La mejor manera de limpiar la nariz y mantener los conductos nasales despejados es administrar regularmente una ducha nasal que en términos yóguicos se llama NETI o jala neti. Y para ello se utiliza una especie de tetera denominada LOTA.
La neti limpia la zona, expulsa el polvo, grasa y contaminantes, lava a fondo las sensibles terminaciones olfativas y con todo ello aumenta nuestra capacidad para extraer y asimilar el aire físico y energético.
Uso:
Se llena de agua tibia y se vierte un 1/3 de cucharadita de sal. La idea es aproximarse a la temperatura y salinidad de los conductos nasales para que no se produzca un intercambio osmótico de líquidos con las membranas nasales.

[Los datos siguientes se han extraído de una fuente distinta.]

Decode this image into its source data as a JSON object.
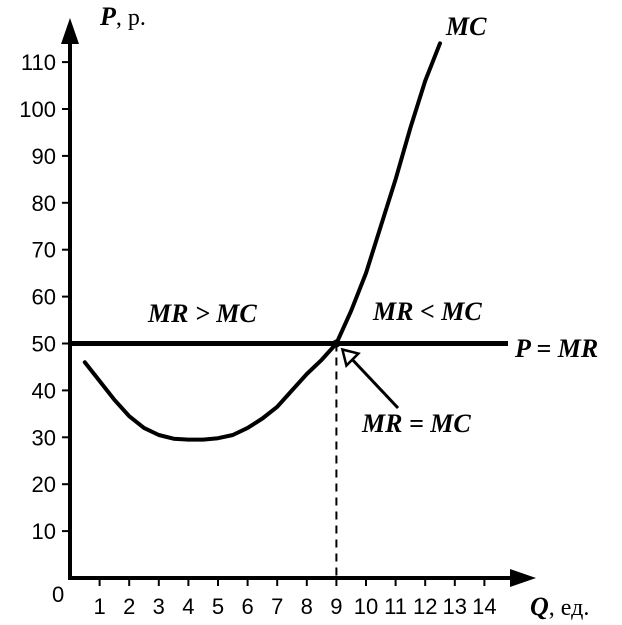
{
  "chart_data": {
    "type": "line",
    "y_label_var": "P",
    "y_label_unit": ", р.",
    "x_label_var": "Q",
    "x_label_unit": ", ед.",
    "origin_label": "0",
    "xlim": [
      0,
      15
    ],
    "ylim": [
      0,
      120
    ],
    "x_ticks": [
      "1",
      "2",
      "3",
      "4",
      "5",
      "6",
      "7",
      "8",
      "9",
      "10",
      "11",
      "12",
      "13",
      "14"
    ],
    "y_ticks": [
      "10",
      "20",
      "30",
      "40",
      "50",
      "60",
      "70",
      "80",
      "90",
      "100",
      "110"
    ],
    "grid": false,
    "series": [
      {
        "name": "MC",
        "x": [
          0.5,
          1.0,
          1.5,
          2.0,
          2.5,
          3.0,
          3.5,
          4.0,
          4.5,
          5.0,
          5.5,
          6.0,
          6.5,
          7.0,
          7.5,
          8.0,
          8.5,
          9.0,
          9.5,
          10.0,
          10.5,
          11.0,
          11.5,
          12.0,
          12.5
        ],
        "y": [
          46,
          42,
          38,
          34.5,
          32,
          30.5,
          29.7,
          29.5,
          29.5,
          29.8,
          30.5,
          32,
          34,
          36.5,
          40,
          43.5,
          46.5,
          50,
          57,
          65,
          75,
          85,
          96,
          106,
          114
        ]
      },
      {
        "name": "P = MR",
        "x": [
          0,
          15
        ],
        "y": [
          50,
          50
        ]
      }
    ],
    "annotations": [
      {
        "text": "MR > MC",
        "x": 2.2,
        "y": 56
      },
      {
        "text": "MR < MC",
        "x": 11.5,
        "y": 56
      },
      {
        "text": "MR = MC",
        "x": 11.2,
        "y": 33
      },
      {
        "text": "P = MR",
        "x": 15.0,
        "y": 49
      },
      {
        "text": "MC",
        "x": 13.5,
        "y": 117
      }
    ],
    "intersection": {
      "x": 9,
      "y": 50
    }
  }
}
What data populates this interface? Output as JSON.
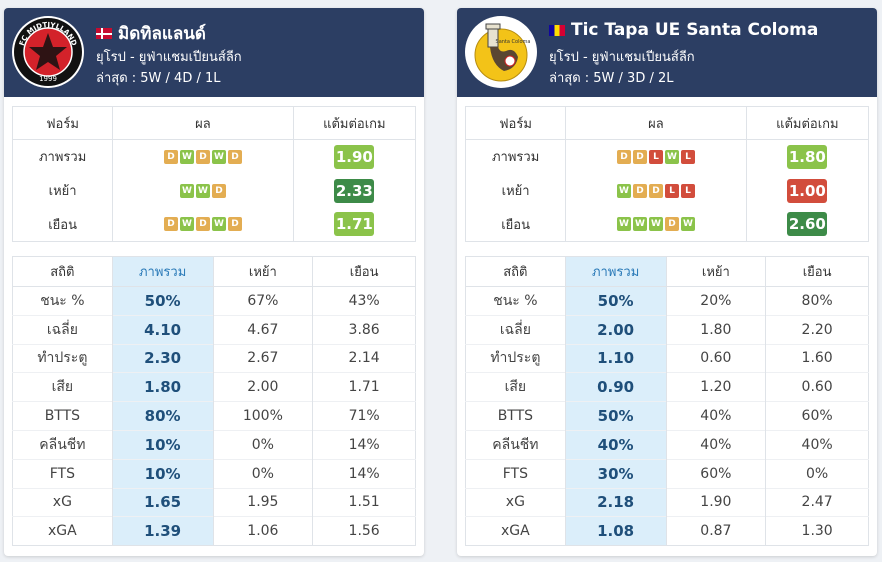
{
  "labels": {
    "form_col": "ฟอร์ม",
    "result_col": "ผล",
    "ppg_col": "แต้มต่อเกม",
    "stat_col": "สถิติ",
    "overall_col": "ภาพรวม",
    "home_col": "เหย้า",
    "away_col": "เยือน"
  },
  "colors": {
    "header_bg": "#2c3e63",
    "win": "#8bc34a",
    "draw": "#e3ad52",
    "loss": "#d24d3c",
    "overall_bg": "#dbeefa"
  },
  "teams": [
    {
      "name": "มิดทิลแลนด์",
      "flag": "denmark-flag",
      "league": "ยุโรป - ยูฟ่าแชมเปียนส์ลีก",
      "recent": "ล่าสุด : 5W / 4D / 1L",
      "logo_text": "FC MIDTJYLLAND",
      "logo_year": "1999",
      "form": [
        {
          "label": "ภาพรวม",
          "results": [
            "D",
            "W",
            "D",
            "W",
            "D"
          ],
          "ppg": "1.90",
          "ppg_color": "#8bc34a"
        },
        {
          "label": "เหย้า",
          "results": [
            "W",
            "W",
            "D"
          ],
          "ppg": "2.33",
          "ppg_color": "#3d8b48"
        },
        {
          "label": "เยือน",
          "results": [
            "D",
            "W",
            "D",
            "W",
            "D"
          ],
          "ppg": "1.71",
          "ppg_color": "#8bc34a"
        }
      ],
      "stats": [
        {
          "label": "ชนะ %",
          "overall": "50%",
          "home": "67%",
          "away": "43%"
        },
        {
          "label": "เฉลี่ย",
          "overall": "4.10",
          "home": "4.67",
          "away": "3.86"
        },
        {
          "label": "ทำประตู",
          "overall": "2.30",
          "home": "2.67",
          "away": "2.14"
        },
        {
          "label": "เสีย",
          "overall": "1.80",
          "home": "2.00",
          "away": "1.71"
        },
        {
          "label": "BTTS",
          "overall": "80%",
          "home": "100%",
          "away": "71%"
        },
        {
          "label": "คลีนชีท",
          "overall": "10%",
          "home": "0%",
          "away": "14%"
        },
        {
          "label": "FTS",
          "overall": "10%",
          "home": "0%",
          "away": "14%"
        },
        {
          "label": "xG",
          "overall": "1.65",
          "home": "1.95",
          "away": "1.51"
        },
        {
          "label": "xGA",
          "overall": "1.39",
          "home": "1.06",
          "away": "1.56"
        }
      ]
    },
    {
      "name": "Tic Tapa UE Santa Coloma",
      "flag": "andorra-flag",
      "league": "ยุโรป - ยูฟ่าแชมเปียนส์ลีก",
      "recent": "ล่าสุด : 5W / 3D / 2L",
      "logo_text": "Santa Coloma",
      "logo_year": "",
      "form": [
        {
          "label": "ภาพรวม",
          "results": [
            "D",
            "D",
            "L",
            "W",
            "L"
          ],
          "ppg": "1.80",
          "ppg_color": "#8bc34a"
        },
        {
          "label": "เหย้า",
          "results": [
            "W",
            "D",
            "D",
            "L",
            "L"
          ],
          "ppg": "1.00",
          "ppg_color": "#d24d3c"
        },
        {
          "label": "เยือน",
          "results": [
            "W",
            "W",
            "W",
            "D",
            "W"
          ],
          "ppg": "2.60",
          "ppg_color": "#3d8b48"
        }
      ],
      "stats": [
        {
          "label": "ชนะ %",
          "overall": "50%",
          "home": "20%",
          "away": "80%"
        },
        {
          "label": "เฉลี่ย",
          "overall": "2.00",
          "home": "1.80",
          "away": "2.20"
        },
        {
          "label": "ทำประตู",
          "overall": "1.10",
          "home": "0.60",
          "away": "1.60"
        },
        {
          "label": "เสีย",
          "overall": "0.90",
          "home": "1.20",
          "away": "0.60"
        },
        {
          "label": "BTTS",
          "overall": "50%",
          "home": "40%",
          "away": "60%"
        },
        {
          "label": "คลีนชีท",
          "overall": "40%",
          "home": "40%",
          "away": "40%"
        },
        {
          "label": "FTS",
          "overall": "30%",
          "home": "60%",
          "away": "0%"
        },
        {
          "label": "xG",
          "overall": "2.18",
          "home": "1.90",
          "away": "2.47"
        },
        {
          "label": "xGA",
          "overall": "1.08",
          "home": "0.87",
          "away": "1.30"
        }
      ]
    }
  ]
}
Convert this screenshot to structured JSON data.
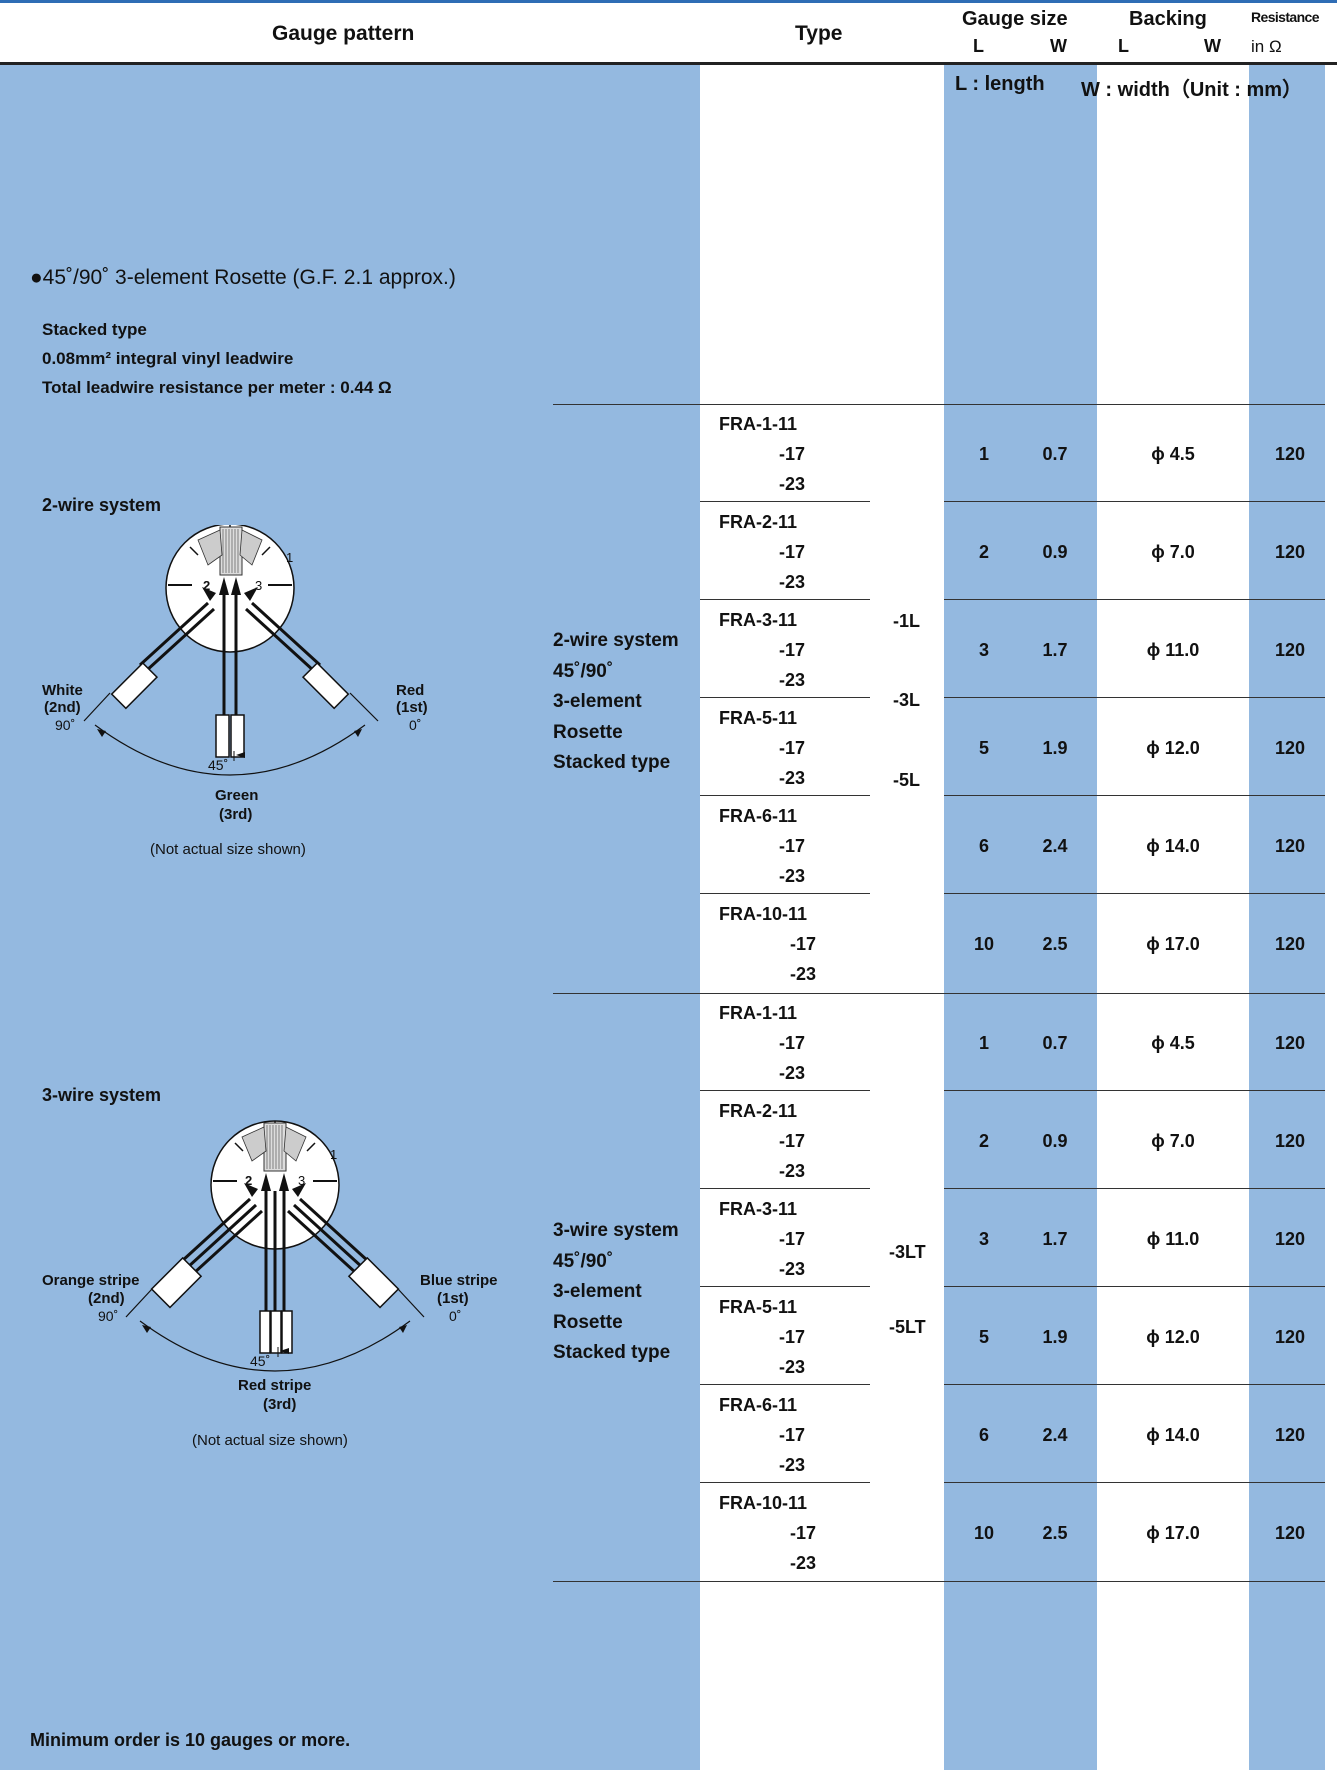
{
  "header": {
    "gauge_pattern": "Gauge pattern",
    "type": "Type",
    "gauge_size": "Gauge size",
    "gs_l": "L",
    "gs_w": "W",
    "backing": "Backing",
    "bk_l": "L",
    "bk_w": "W",
    "resistance": "Resistance",
    "resistance_unit": "in Ω"
  },
  "legend": {
    "l": "L : length",
    "w": "W : width（Unit : mm）"
  },
  "section": {
    "title": "●45˚/90˚ 3-element  Rosette (G.F. 2.1 approx.)",
    "desc1": "Stacked type",
    "desc2": "0.08mm² integral vinyl leadwire",
    "desc3": "Total leadwire resistance per meter : 0.44 Ω"
  },
  "diagram2": {
    "title": "2-wire system",
    "left_label": "White",
    "left_order": "(2nd)",
    "left_angle": "90˚",
    "right_label": "Red",
    "right_order": "(1st)",
    "right_angle": "0˚",
    "mid_angle": "45˚",
    "bottom_label": "Green",
    "bottom_order": "(3rd)",
    "n1": "1",
    "n2": "2",
    "n3": "3",
    "note": "(Not actual size shown)"
  },
  "diagram3": {
    "title": "3-wire system",
    "left_label": "Orange stripe",
    "left_order": "(2nd)",
    "left_angle": "90˚",
    "right_label": "Blue stripe",
    "right_order": "(1st)",
    "right_angle": "0˚",
    "mid_angle": "45˚",
    "bottom_label": "Red stripe",
    "bottom_order": "(3rd)",
    "n1": "1",
    "n2": "2",
    "n3": "3",
    "note": "(Not actual size shown)"
  },
  "group2": {
    "desc": [
      "2-wire system",
      "45˚/90˚",
      "3-element",
      "Rosette",
      "Stacked type"
    ],
    "suffixes": [
      "-1L",
      "-3L",
      "-5L"
    ]
  },
  "group3": {
    "desc": [
      "3-wire system",
      "45˚/90˚",
      "3-element",
      "Rosette",
      "Stacked type"
    ],
    "suffixes": [
      "-3LT",
      "-5LT"
    ]
  },
  "rows": [
    {
      "t1": "FRA-1-11",
      "t2": "-17",
      "t3": "-23",
      "gl": "1",
      "gw": "0.7",
      "bk": "ϕ 4.5",
      "r": "120"
    },
    {
      "t1": "FRA-2-11",
      "t2": "-17",
      "t3": "-23",
      "gl": "2",
      "gw": "0.9",
      "bk": "ϕ 7.0",
      "r": "120"
    },
    {
      "t1": "FRA-3-11",
      "t2": "-17",
      "t3": "-23",
      "gl": "3",
      "gw": "1.7",
      "bk": "ϕ 11.0",
      "r": "120"
    },
    {
      "t1": "FRA-5-11",
      "t2": "-17",
      "t3": "-23",
      "gl": "5",
      "gw": "1.9",
      "bk": "ϕ 12.0",
      "r": "120"
    },
    {
      "t1": "FRA-6-11",
      "t2": "-17",
      "t3": "-23",
      "gl": "6",
      "gw": "2.4",
      "bk": "ϕ 14.0",
      "r": "120"
    },
    {
      "t1": "FRA-10-11",
      "t2": "-17",
      "t3": "-23",
      "gl": "10",
      "gw": "2.5",
      "bk": "ϕ 17.0",
      "r": "120"
    },
    {
      "t1": "FRA-1-11",
      "t2": "-17",
      "t3": "-23",
      "gl": "1",
      "gw": "0.7",
      "bk": "ϕ 4.5",
      "r": "120"
    },
    {
      "t1": "FRA-2-11",
      "t2": "-17",
      "t3": "-23",
      "gl": "2",
      "gw": "0.9",
      "bk": "ϕ 7.0",
      "r": "120"
    },
    {
      "t1": "FRA-3-11",
      "t2": "-17",
      "t3": "-23",
      "gl": "3",
      "gw": "1.7",
      "bk": "ϕ 11.0",
      "r": "120"
    },
    {
      "t1": "FRA-5-11",
      "t2": "-17",
      "t3": "-23",
      "gl": "5",
      "gw": "1.9",
      "bk": "ϕ 12.0",
      "r": "120"
    },
    {
      "t1": "FRA-6-11",
      "t2": "-17",
      "t3": "-23",
      "gl": "6",
      "gw": "2.4",
      "bk": "ϕ 14.0",
      "r": "120"
    },
    {
      "t1": "FRA-10-11",
      "t2": "-17",
      "t3": "-23",
      "gl": "10",
      "gw": "2.5",
      "bk": "ϕ 17.0",
      "r": "120"
    }
  ],
  "footer": "Minimum order is 10 gauges or more."
}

Se inclina el cuerpo hacia delante en el lavabo, se ladea la cabeza, se inserta la punta de la lota/tetera en el orificio superior de la nariz y se va vertiendo poco a poco. Se trata de que el líquido entre por el lado superior de la nariz y salga por el inferior. Se hace eso con la mitad del líquido de la lota y se cambia de lado.
Cuando se acaba el agua de la lota, nos tapamos alternativamente la nariz y soplamos con fuerza para expulsar suciedad.
Si los conductos están muy obstruidos, no circula el agua de un lado a otro y entonces hay que hacerlo por cada lado independientemente, tapando el agujero inferior y sin tragar el agua si pasa al paladar.
La prueba de que hemos hecho correctamente la limpieza nasal es que notemos como la sensibilidad olfativa aumenta enormemente.